What is unique about America’s social culture, however, is the often proven efficacy of a community of interest rooted in the commitment to a common body of moral precepts.  It is an intellectual and spiritual body, with no materially identifiable bodily characteristics.  Critical race theory aims, above all, to detract from the significance of this moral body, despite the undeniable evidence of its efficacy, since the founding of the United States, if not before. People guilty of no offence except the color of their skin are being punished for existing.

This is the very “crime” that outraged people of good conscience against the regime of legally enforced segregation and discrimination black people had to endure well into the 20th century.  Now “people of color” such as those demanding racial re-segregation at American University, are seeking to reinvent that regime for deployment against “whites.” This movement is not about justice.  It’s about revenge.  It seeks to visit the sins of their ancestors upon posterity, without regard for individual character and responsibility.

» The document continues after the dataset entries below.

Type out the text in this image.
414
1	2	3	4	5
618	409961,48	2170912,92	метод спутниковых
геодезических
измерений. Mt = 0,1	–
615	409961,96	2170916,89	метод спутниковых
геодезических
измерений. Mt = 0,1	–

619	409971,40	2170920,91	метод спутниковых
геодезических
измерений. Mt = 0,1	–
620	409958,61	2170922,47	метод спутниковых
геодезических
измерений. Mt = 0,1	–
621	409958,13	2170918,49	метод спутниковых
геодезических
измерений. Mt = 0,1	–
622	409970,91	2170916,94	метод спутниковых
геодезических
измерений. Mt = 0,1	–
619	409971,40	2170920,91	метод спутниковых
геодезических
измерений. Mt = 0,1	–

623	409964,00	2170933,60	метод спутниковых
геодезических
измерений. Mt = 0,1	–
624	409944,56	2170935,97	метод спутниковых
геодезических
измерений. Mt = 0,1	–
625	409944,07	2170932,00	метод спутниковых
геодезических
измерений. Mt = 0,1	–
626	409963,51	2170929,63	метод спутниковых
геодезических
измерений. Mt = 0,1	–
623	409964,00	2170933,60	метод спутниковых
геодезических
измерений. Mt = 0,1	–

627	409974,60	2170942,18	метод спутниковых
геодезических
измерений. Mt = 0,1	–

But though it caters to vengeful passion, the real aim is not a passionate one.  It is, rather, part of a cold-blooded strategy to dissolve the identity of the America people. By inflaming the passions attached to our perceptible physical differences, it seeks to deny and disparage the understanding of right and justice, rooted in the moral sense of our humanity.  That moral perception ‘must be acted ere it may be scanned’.  To exemplify, articulate and lead us to enact our moral common sense was once the purpose and effect of American statecraft at its best, when our body politic still accepted to be blessed, occasionally, with representatives dedicated to reminding us of our aspiration to be the world’s example of a people capable of justly exercising freedom.

But the disposition to accept that blessing has waned almost to nothing.  For, we are more and more disposed to deny the superintendence of God, who still prescribes it for our hearts.  Like the psalmist, we once rejoiced in the saying, “Let us go into the house of the LORD.” Now more and more we heed those who “set themselves… against the LORD and his anointed, saying, “Let us burst their bonds asunder and cast away their cords from us.”  So, we agree to detest the distinction God prescribes for the perpetuation of humanity, and exalt the differences that our human self-idolatry most easily exploits for humanity’s destruction.  And all the while we more and more neglect the common sense that puts our heart for justice and the exercise of right where it belongs—at the sustaining core of our identity as a nation.